SARASOTA, Fla. — Congressman Vern Buchanan and the president of New College of Florida are asking Florida lawmakers to reconsider the idea of merging one of the top liberal arts colleges in the country.
They say the proposal filed earlier this week needs more time and input. The bill filed by Representative Randy Fine from Palm Bay aims to cut administrative costs and what the state spends on the university by merging New College with Florida State and Florida Polytechnic with the University of Florida. The president of New College says the state spends 0.86 of 1 percent of the entire state university budget on the school.
“This is just a very small fraction or percent of the overall budget. If they want to make some adjustments or cuts or want to double the student population, fine let's have that discussion. Let's talk about it. But I'm very uncomfortable about someone from another part of the state telling us what we need to do in our backyard.” U.S. Rep. Vern Buchanan said.
He calls the campus the ivy league of Florida. That's because it has one of the highest proportions of public college graduates, 17 percent of New College graduates, go on the receive PhDs in science and engineering within nine years. Both schools were at one point part of the USF system but are currently independent.
The president of New College Donal O'Shea says Fine's budget doesn't add up. He says cutting nine jobs at the school would save $700,000, but he believes it would cost more than $1 to $2 million to merge the schools. O'Shea expects by 2025 the price per student to drop in half. The school has a reputation as one of the best values in the nation and the least expensive to attend in the state.

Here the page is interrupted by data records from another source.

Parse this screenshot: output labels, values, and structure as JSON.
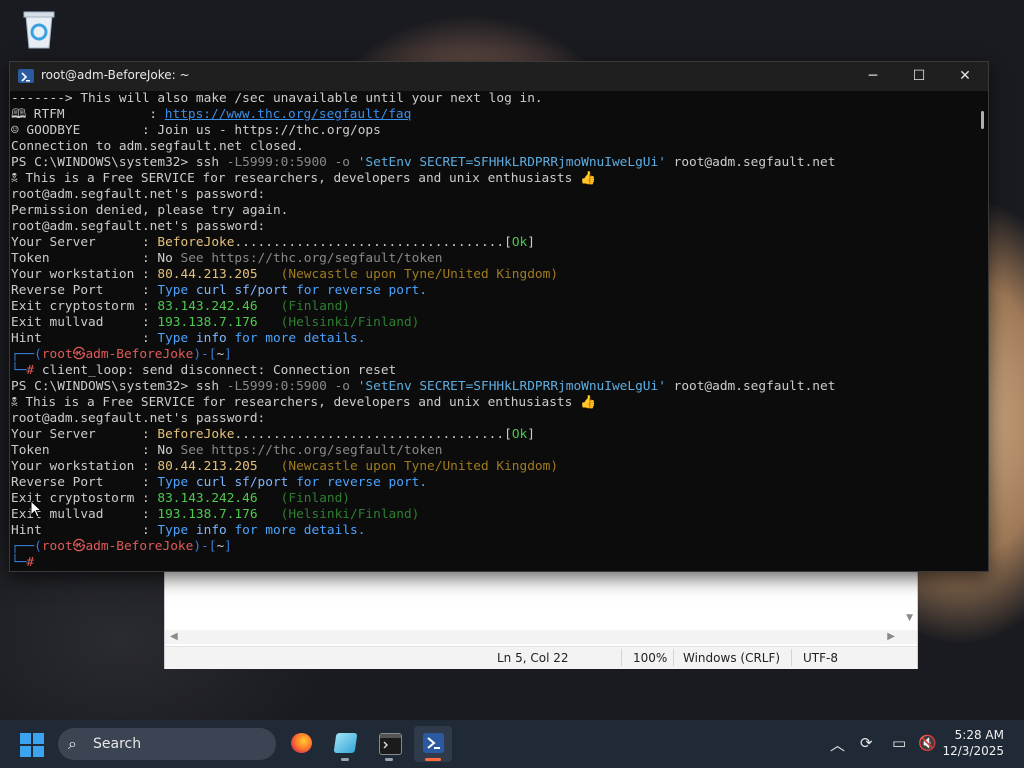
{
  "window": {
    "title": "root@adm-BeforeJoke: ~",
    "minimize": "─",
    "maximize": "☐",
    "close": "✕"
  },
  "terminal": {
    "lines": [
      [
        {
          "t": "-------> This will also make /sec unavailable until your next log in.",
          "c": "c-w"
        }
      ],
      [
        {
          "t": "🕮 RTFM           : ",
          "c": "c-w"
        },
        {
          "t": "https://www.thc.org/segfault/faq",
          "c": "c-url"
        }
      ],
      [
        {
          "t": "☺ GOODBYE        : Join us - https://thc.org/ops",
          "c": "c-w"
        }
      ],
      [
        {
          "t": "Connection to adm.segfault.net closed.",
          "c": "c-w"
        }
      ],
      [
        {
          "t": "PS C:\\WINDOWS\\system32> ssh ",
          "c": "c-w"
        },
        {
          "t": "-L5999:0:5900 -o ",
          "c": "c-gr"
        },
        {
          "t": "'SetEnv SECRET=SFHHkLRDPRRjmoWnuIweLgUi'",
          "c": "c-str"
        },
        {
          "t": " root@adm.segfault.net",
          "c": "c-w"
        }
      ],
      [
        {
          "t": "🕱 This is a Free SERVICE for researchers, developers and unix enthusiasts 👍",
          "c": "c-w"
        }
      ],
      [
        {
          "t": "root@adm.segfault.net's password:",
          "c": "c-w"
        }
      ],
      [
        {
          "t": "Permission denied, please try again.",
          "c": "c-w"
        }
      ],
      [
        {
          "t": "root@adm.segfault.net's password:",
          "c": "c-w"
        }
      ],
      [
        {
          "t": "Your Server      : ",
          "c": "c-w"
        },
        {
          "t": "BeforeJoke",
          "c": "c-y"
        },
        {
          "t": "...................................",
          "c": "c-w"
        },
        {
          "t": "[",
          "c": "c-w"
        },
        {
          "t": "Ok",
          "c": "c-g"
        },
        {
          "t": "]",
          "c": "c-w"
        }
      ],
      [
        {
          "t": "Token            : No ",
          "c": "c-w"
        },
        {
          "t": "See https://thc.org/segfault/token",
          "c": "c-gr"
        }
      ],
      [
        {
          "t": "Your workstation : ",
          "c": "c-w"
        },
        {
          "t": "80.44.213.205   ",
          "c": "c-y"
        },
        {
          "t": "(Newcastle upon Tyne/United Kingdom)",
          "c": "c-dy"
        }
      ],
      [
        {
          "t": "Reverse Port     : ",
          "c": "c-w"
        },
        {
          "t": "Type ",
          "c": "c-b"
        },
        {
          "t": "curl sf/port",
          "c": "c-bl"
        },
        {
          "t": " for reverse port.",
          "c": "c-b"
        }
      ],
      [
        {
          "t": "Exit cryptostorm : ",
          "c": "c-w"
        },
        {
          "t": "83.143.242.46   ",
          "c": "c-g"
        },
        {
          "t": "(Finland)",
          "c": "c-dg"
        }
      ],
      [
        {
          "t": "Exit mullvad     : ",
          "c": "c-w"
        },
        {
          "t": "193.138.7.176   ",
          "c": "c-g"
        },
        {
          "t": "(Helsinki/Finland)",
          "c": "c-dg"
        }
      ],
      [
        {
          "t": "Hint             : ",
          "c": "c-w"
        },
        {
          "t": "Type ",
          "c": "c-b"
        },
        {
          "t": "info",
          "c": "c-bl"
        },
        {
          "t": " for more details.",
          "c": "c-b"
        }
      ],
      [
        {
          "t": "┌──(",
          "c": "c-blue"
        },
        {
          "t": "root㉿adm-BeforeJoke",
          "c": "c-red"
        },
        {
          "t": ")-[",
          "c": "c-blue"
        },
        {
          "t": "~",
          "c": "c-w"
        },
        {
          "t": "]",
          "c": "c-blue"
        }
      ],
      [
        {
          "t": "└─",
          "c": "c-blue"
        },
        {
          "t": "# ",
          "c": "c-red"
        },
        {
          "t": "client_loop: send disconnect: Connection reset",
          "c": "c-w"
        }
      ],
      [
        {
          "t": "PS C:\\WINDOWS\\system32> ssh ",
          "c": "c-w"
        },
        {
          "t": "-L5999:0:5900 -o ",
          "c": "c-gr"
        },
        {
          "t": "'SetEnv SECRET=SFHHkLRDPRRjmoWnuIweLgUi'",
          "c": "c-str"
        },
        {
          "t": " root@adm.segfault.net",
          "c": "c-w"
        }
      ],
      [
        {
          "t": "🕱 This is a Free SERVICE for researchers, developers and unix enthusiasts 👍",
          "c": "c-w"
        }
      ],
      [
        {
          "t": "root@adm.segfault.net's password:",
          "c": "c-w"
        }
      ],
      [
        {
          "t": "Your Server      : ",
          "c": "c-w"
        },
        {
          "t": "BeforeJoke",
          "c": "c-y"
        },
        {
          "t": "...................................",
          "c": "c-w"
        },
        {
          "t": "[",
          "c": "c-w"
        },
        {
          "t": "Ok",
          "c": "c-g"
        },
        {
          "t": "]",
          "c": "c-w"
        }
      ],
      [
        {
          "t": "Token            : No ",
          "c": "c-w"
        },
        {
          "t": "See https://thc.org/segfault/token",
          "c": "c-gr"
        }
      ],
      [
        {
          "t": "Your workstation : ",
          "c": "c-w"
        },
        {
          "t": "80.44.213.205   ",
          "c": "c-y"
        },
        {
          "t": "(Newcastle upon Tyne/United Kingdom)",
          "c": "c-dy"
        }
      ],
      [
        {
          "t": "Reverse Port     : ",
          "c": "c-w"
        },
        {
          "t": "Type ",
          "c": "c-b"
        },
        {
          "t": "curl sf/port",
          "c": "c-bl"
        },
        {
          "t": " for reverse port.",
          "c": "c-b"
        }
      ],
      [
        {
          "t": "Exit cryptostorm : ",
          "c": "c-w"
        },
        {
          "t": "83.143.242.46   ",
          "c": "c-g"
        },
        {
          "t": "(Finland)",
          "c": "c-dg"
        }
      ],
      [
        {
          "t": "Exit mullvad     : ",
          "c": "c-w"
        },
        {
          "t": "193.138.7.176   ",
          "c": "c-g"
        },
        {
          "t": "(Helsinki/Finland)",
          "c": "c-dg"
        }
      ],
      [
        {
          "t": "Hint             : ",
          "c": "c-w"
        },
        {
          "t": "Type ",
          "c": "c-b"
        },
        {
          "t": "info",
          "c": "c-bl"
        },
        {
          "t": " for more details.",
          "c": "c-b"
        }
      ],
      [
        {
          "t": "┌──(",
          "c": "c-blue"
        },
        {
          "t": "root㉿adm-BeforeJoke",
          "c": "c-red"
        },
        {
          "t": ")-[",
          "c": "c-blue"
        },
        {
          "t": "~",
          "c": "c-w"
        },
        {
          "t": "]",
          "c": "c-blue"
        }
      ],
      [
        {
          "t": "└─",
          "c": "c-blue"
        },
        {
          "t": "#",
          "c": "c-red"
        }
      ]
    ]
  },
  "notepad": {
    "status": {
      "position": "Ln 5, Col 22",
      "zoom": "100%",
      "line_ending": "Windows (CRLF)",
      "encoding": "UTF-8"
    }
  },
  "taskbar": {
    "search_label": "Search",
    "apps": [
      "firefox-icon",
      "notepad-icon",
      "terminal-icon",
      "powershell-icon"
    ],
    "clock_time": "5:28 AM",
    "clock_date": "12/3/2025"
  },
  "colors": {
    "terminal_bg": "#0c0c0c",
    "taskbar_bg": "#202a36",
    "accent": "#ff6b3d"
  }
}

The president says the sticker price for a year is $6,900. But since the school gives so many scholarships, the average student pays $2,100. That’s in large part due to the more than $40 Million in endowments.
Admissions are up 30 percent over last year.
“Most of our students, I think none of them, hardly any of them have loans. We try to make sure of that,” O'Shea said.
“It was part of USF. Now they're talking about it being part of FSU. USF is right around here, so even to make that kind of decision really needs to have some thought and input from the community here locally,” Rep. Buchanan said.
Buchanan says the school has a very special national reputation that they want to preserve. New College graduates make up 25 percent of the nation's Fulbright scholars.